In an interview with our correspondent, the former Chairman of the LPG and Natural Gas Downstream Group of the Lagos Chamber of Commerce and Industry, Godwin Okoduwa, labelled the move monopolistic.

Okoduwa stressed that Dangote must acknowledge the efforts of investors who expanded the LPG market from 70,000 metric tonnes in 2007 to over 1 million metric tonnes by 2022. He emphasized the importance of cooperation.

“I think it’s monopolistic. I think a market should be protected to encourage growth. The LPG industry in Nigeria grew from 70,000 metric tonnes in 2007 to over 1.3 million tonnes in 2022. That was done by collaboration — collaboration with the Federal Government, the NLNG, and offtakers.
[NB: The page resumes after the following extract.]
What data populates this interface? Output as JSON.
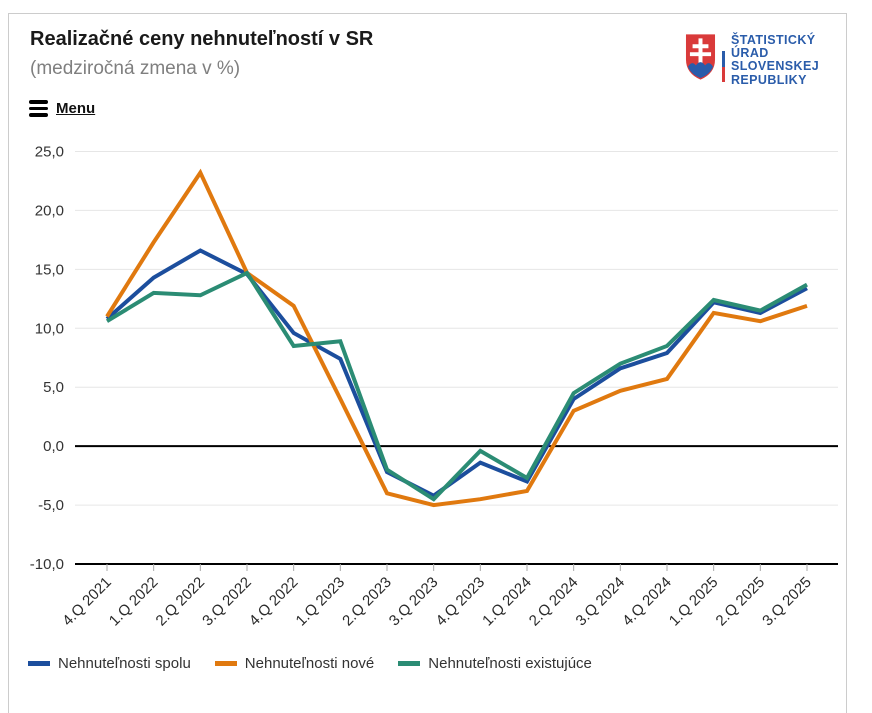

Everything was done in collaboration. It grew from 70,000 to 250 to 800, and now over a million,” Okoduwa said.

He argued that monopoly cannot drive growth, but collaboration can. “Today, we are just under 5kg or 6kg per capita consumption in terms of LPG. Other countries are doing much more. South Africa is doing double digits, Morocco and Tunisia are doing double digits. We can do much more.

“So, we should, as an industry and as a country, focus on how to grow the LPG industry and not allow someone (to frustrate the players). Yes, he has invested; yes, it’s a capital economy, but he should not be allowed to frustrate the players.

“There are people who have spent money, spent resources, even business and development, and someone just comes in to reap from the work that has been done. I’m sure he wouldn’t have built if there had not been an existing market. The work has been done, he should respect the market and let us grow. It shouldn’t be a zero-sum strategy. It should be collaborative,” he said.

He recommended that despite having a significant advantage, Dangote should pursue collaboration.

“My advice to him is that the pie can be bigger. The Nigerian market is about 1.3 million tonnes. The Nigerian LPG market can be 5 million tonnes. He should work towards collaboration rather than competition, because at the end of the day, everybody benefits,” he added.

When told that Dangote’s main goal is to lower gas prices so everyone can afford it and reduce firewood use, Okoduwa responded, “I have news for him. He should go to the Northeast, where you have the least consumption of LPG. He should go to the Northeast and start developing the LPG infrastructure there. I think we will tell him thank you for that.”

In a similar vein, the Executive Secretary/Chief Executive Officer of the Nigerian Association of Liquefied Petroleum Gas Marketers, Bassey Essien, expressed doubt about Dangote’s ability to sell gas directly to consumers or significantly reduce prices.

“I am saying that it’s unrealistic. What is the position with PMS? Has the refinery been able to sell petrol directly to you and me into our cars at a very cheap rate?” Essien asked.